Scientific classification
- Kingdom: Plantae
- Clade: Embryophytes
- Clade: Tracheophytes
- Clade: Angiosperms
- Clade: Eudicots
- Clade: Rosids
- Order: Fabales
- Family: Fabaceae
- Subfamily: Faboideae
- Genus: Astragalus
- Species: A. schmolliae
- Binomial name: Astragalus schmolliae Ced.Porter

= Astragalus schmolliae =

- Authority: Ced.Porter

Species of legume

Astragalus schmolliae is a species of flowering plant in the legume family known by the common name Schmoll's milkvetch. It is endemic to Colorado in the United States, where it is limited to Montezuma County. It grows only on Chapin Mesa in Mesa Verde National Park.

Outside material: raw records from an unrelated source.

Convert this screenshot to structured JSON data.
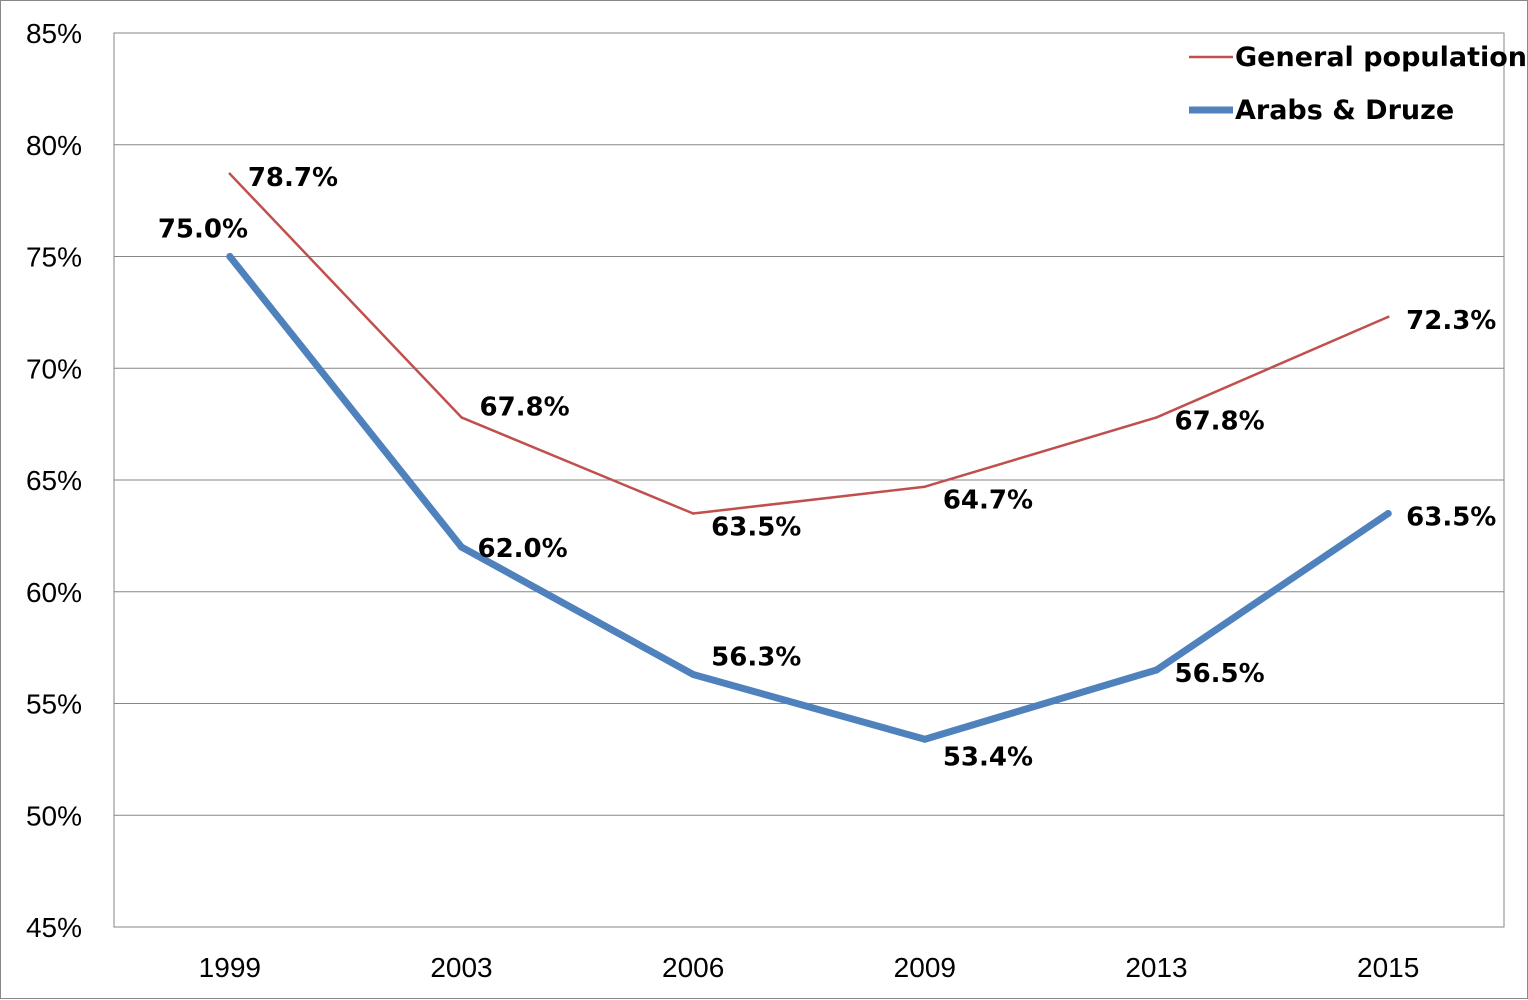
{
  "chart_data": {
    "type": "line",
    "x": [
      "1999",
      "2003",
      "2006",
      "2009",
      "2013",
      "2015"
    ],
    "y_ticks": [
      "45%",
      "50%",
      "55%",
      "60%",
      "65%",
      "70%",
      "75%",
      "80%",
      "85%"
    ],
    "ylim": [
      45,
      85
    ],
    "grid": true,
    "legend_position": "top-right",
    "series": [
      {
        "name": "General population",
        "color": "#C0504D",
        "values": [
          78.7,
          67.8,
          63.5,
          64.7,
          67.8,
          72.3
        ],
        "labels": [
          "78.7%",
          "67.8%",
          "63.5%",
          "64.7%",
          "67.8%",
          "72.3%"
        ]
      },
      {
        "name": "Arabs & Druze",
        "color": "#4F81BD",
        "values": [
          75.0,
          62.0,
          56.3,
          53.4,
          56.5,
          63.5
        ],
        "labels": [
          "75.0%",
          "62.0%",
          "56.3%",
          "53.4%",
          "56.5%",
          "63.5%"
        ]
      }
    ]
  }
}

This perennial herb grows 40–60 cm tall. The leaves are each made up of linear leaflets. In May the plant blooms in cream- or yellowish-colored flowers. The fruit is a leathery legume pod.

Schmoll's milkvetch grows in mesa habitat. Its range is limited to Chapin Mesa, as it has not crossed to adjacent mesas. It is locally abundant in its range of 25 square kilometers. There are six occurrences, but two have not been relocated in many years. Threats to the species include invasive plants such as musk thistle and cheat grass. Fire is a threat, and a drought in 2002 also reduced the population.

This plant was first collected by Alice Eastwood in 1890. It is named after Colorado botanist Hazel Schmoll, who was the second to report it (in 1925).